BACKGROUND: Obesity and disturbances of adipokine concentrations are often recognized in kidney transplant recipients (KTRs). Leptin plays a key role in regulating energy intake and expenditure, including appetite and hunger, metabolism, and behavior. Adiponectin modulates certain metabolic processes, including glucose regulation and fatty acid oxidation, and exerts some weight-reduction effects. Visfatin has various functions, including the promotion of vascular smooth muscle cell maturation and inhibition of neutrophil apoptosis. It also activates insulin receptors and has insulin-mimetic effects, lowering blood glucose and improving insulin sensitivity. The aim of this study was to evaluate the prevalence of leptin, adiponectin, and visfatin and nutritional status abnormalities in stable KTRs.
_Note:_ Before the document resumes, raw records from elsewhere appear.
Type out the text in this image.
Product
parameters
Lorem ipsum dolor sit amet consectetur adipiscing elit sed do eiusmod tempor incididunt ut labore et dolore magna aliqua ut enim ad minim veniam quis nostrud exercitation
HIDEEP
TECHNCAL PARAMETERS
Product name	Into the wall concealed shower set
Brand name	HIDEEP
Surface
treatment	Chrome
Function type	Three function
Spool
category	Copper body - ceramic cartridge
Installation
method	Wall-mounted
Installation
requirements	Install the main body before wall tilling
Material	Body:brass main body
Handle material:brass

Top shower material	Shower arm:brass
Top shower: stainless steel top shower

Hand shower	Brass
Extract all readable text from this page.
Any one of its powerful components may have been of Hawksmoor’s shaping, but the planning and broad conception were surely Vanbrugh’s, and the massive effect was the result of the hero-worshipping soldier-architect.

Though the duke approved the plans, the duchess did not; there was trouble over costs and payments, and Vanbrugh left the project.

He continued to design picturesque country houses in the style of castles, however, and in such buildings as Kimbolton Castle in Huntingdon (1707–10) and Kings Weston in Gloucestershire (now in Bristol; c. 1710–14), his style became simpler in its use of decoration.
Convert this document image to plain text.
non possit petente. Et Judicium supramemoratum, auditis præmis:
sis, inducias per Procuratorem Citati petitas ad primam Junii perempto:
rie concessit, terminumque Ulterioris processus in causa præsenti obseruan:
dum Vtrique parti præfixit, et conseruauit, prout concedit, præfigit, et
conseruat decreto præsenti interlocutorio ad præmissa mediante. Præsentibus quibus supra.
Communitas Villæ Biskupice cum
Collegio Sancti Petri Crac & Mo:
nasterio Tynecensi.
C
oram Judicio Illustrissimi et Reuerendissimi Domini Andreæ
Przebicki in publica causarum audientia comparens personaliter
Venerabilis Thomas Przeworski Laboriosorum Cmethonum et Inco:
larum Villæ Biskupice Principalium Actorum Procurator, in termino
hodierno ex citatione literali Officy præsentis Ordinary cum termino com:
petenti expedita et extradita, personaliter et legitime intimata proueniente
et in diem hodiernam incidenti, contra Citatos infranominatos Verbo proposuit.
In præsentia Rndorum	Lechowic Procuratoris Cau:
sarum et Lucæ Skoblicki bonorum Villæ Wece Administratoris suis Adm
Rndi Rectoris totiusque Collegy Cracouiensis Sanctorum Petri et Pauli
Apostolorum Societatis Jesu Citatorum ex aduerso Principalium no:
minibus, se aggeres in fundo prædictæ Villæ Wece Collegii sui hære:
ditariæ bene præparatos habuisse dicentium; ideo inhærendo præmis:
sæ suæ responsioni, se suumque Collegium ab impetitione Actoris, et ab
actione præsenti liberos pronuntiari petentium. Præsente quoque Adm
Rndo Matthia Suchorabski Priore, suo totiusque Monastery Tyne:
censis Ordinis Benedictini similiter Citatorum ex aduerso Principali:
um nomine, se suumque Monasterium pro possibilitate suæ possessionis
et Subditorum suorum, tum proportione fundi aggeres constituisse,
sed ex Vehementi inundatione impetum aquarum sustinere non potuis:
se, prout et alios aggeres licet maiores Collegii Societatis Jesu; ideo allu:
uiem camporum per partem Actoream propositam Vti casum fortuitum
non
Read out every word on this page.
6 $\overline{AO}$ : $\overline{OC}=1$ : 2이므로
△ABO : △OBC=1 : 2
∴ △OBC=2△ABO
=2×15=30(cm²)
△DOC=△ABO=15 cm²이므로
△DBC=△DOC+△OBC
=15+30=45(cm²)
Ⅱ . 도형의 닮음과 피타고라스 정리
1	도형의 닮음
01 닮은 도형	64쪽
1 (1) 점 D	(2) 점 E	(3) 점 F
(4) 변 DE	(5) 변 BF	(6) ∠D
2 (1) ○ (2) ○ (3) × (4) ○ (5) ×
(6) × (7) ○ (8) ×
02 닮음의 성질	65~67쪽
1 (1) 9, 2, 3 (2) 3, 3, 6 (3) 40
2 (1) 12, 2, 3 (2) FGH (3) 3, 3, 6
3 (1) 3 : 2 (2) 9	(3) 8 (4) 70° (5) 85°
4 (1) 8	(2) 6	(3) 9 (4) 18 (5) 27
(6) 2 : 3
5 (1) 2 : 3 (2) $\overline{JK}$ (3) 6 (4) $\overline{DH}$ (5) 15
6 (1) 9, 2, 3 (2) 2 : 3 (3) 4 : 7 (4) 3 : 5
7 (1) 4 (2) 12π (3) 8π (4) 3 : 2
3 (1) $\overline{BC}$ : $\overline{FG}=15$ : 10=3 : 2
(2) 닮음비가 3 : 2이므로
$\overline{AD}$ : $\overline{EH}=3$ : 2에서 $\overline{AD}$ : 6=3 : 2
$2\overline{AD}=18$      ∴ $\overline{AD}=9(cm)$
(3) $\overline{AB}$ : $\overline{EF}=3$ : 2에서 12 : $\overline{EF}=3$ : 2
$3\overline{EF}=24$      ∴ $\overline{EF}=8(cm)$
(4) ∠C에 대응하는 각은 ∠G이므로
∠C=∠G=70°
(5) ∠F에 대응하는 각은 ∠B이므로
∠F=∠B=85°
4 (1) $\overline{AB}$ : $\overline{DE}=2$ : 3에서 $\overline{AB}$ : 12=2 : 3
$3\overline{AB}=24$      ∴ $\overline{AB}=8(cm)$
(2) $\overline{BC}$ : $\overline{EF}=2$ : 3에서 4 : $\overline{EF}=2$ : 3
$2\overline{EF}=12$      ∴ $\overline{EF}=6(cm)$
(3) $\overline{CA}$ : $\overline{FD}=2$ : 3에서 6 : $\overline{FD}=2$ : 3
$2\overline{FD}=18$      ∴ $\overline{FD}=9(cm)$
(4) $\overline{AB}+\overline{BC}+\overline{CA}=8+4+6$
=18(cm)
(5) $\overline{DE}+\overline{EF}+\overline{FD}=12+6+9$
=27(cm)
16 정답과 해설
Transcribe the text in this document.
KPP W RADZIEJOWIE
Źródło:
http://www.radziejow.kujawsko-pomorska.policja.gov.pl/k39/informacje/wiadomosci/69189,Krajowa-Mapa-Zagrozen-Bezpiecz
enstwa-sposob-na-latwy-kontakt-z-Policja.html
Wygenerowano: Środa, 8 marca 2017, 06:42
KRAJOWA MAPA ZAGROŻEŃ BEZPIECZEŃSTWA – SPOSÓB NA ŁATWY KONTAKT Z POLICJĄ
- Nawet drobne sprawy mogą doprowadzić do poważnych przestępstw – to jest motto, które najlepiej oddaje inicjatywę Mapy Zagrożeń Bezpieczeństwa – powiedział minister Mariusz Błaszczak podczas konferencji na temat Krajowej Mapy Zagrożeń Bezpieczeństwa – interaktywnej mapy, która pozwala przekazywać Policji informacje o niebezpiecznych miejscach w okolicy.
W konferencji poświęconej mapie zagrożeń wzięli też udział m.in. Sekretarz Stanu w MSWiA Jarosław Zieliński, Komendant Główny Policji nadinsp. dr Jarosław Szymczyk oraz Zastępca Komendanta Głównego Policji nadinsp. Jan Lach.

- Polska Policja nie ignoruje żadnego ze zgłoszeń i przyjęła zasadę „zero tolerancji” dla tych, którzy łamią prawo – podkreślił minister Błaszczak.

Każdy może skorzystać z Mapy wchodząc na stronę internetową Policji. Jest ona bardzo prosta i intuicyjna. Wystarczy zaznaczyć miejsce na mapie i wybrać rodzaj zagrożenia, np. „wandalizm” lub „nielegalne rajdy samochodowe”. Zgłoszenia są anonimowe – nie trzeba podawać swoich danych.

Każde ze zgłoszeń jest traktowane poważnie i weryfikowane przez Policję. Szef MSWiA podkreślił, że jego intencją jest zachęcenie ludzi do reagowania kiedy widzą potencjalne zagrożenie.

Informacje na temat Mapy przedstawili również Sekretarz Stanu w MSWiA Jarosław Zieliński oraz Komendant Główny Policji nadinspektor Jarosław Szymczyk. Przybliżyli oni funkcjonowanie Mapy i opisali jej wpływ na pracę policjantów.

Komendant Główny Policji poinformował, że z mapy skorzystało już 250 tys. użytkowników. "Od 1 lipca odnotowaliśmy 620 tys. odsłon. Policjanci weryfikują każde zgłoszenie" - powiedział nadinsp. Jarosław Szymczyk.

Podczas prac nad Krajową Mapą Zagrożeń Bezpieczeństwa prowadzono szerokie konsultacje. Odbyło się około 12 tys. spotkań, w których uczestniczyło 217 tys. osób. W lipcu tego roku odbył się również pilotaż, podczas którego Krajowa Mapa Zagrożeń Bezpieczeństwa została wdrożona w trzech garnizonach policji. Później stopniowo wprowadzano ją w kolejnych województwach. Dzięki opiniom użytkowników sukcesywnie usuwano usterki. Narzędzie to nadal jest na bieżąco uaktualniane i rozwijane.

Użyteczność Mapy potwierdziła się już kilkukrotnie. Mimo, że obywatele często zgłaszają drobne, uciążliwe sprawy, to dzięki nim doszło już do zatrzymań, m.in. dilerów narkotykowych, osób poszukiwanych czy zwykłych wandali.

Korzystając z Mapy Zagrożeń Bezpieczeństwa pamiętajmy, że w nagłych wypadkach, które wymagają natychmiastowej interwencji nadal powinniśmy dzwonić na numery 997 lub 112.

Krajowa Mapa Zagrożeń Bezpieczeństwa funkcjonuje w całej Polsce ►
METHODS: Eighty KTRs aged 52.4 ± 14.0 years participated in the study. Nutritional status was determined with the use of the 7-point Subjective Global Assessment (SGA), anthropometric measurements (bioimpedance analysis), and serum concentration. Concentrations of leptin, adiponectin, and visfatin were measured with the use of enzyme-linked immunosorbent assay.

RESULTS: Mean time after transplantation and estimated glomerular filtration rate (eGFR; Modification of Diet in Renal Disease formula) were 82.5 ± 56.5 months and 42.0 ± 15.0 mL/min/1.73 m(2), respectively; 29 (36.2%) of the KTRs, despite high body mass index (BMI ≥25 kg/m(2)), presented mild malnutrition (SGA ≤5). BMI, content of body fat, and leptin concentration correlated positively with time from transplantation and negatively with eGFR. Additionally, patients with BMI ≥25 kg/m(2) presented significantly higher leptin-to-adiponectin ratios compared with lean patients (3.5 vs 1.1, respectively; P < .05). KTRs with eGFR ≥60 mL/min/1.73 m(2) presented significantly lower leptin concentration and BMI.

CONCLUSIONS: Despite high BMI, mild malnutrition was present in one-third of KTRs. Increased BMI, abdominal obesity, and high leptin concentration were aggravated by time from transplantation and deterioration of graft function. Overweight/obesity and incorrect leptin-to-adiponectin ratio could increase cardiovascular risk in KTRs.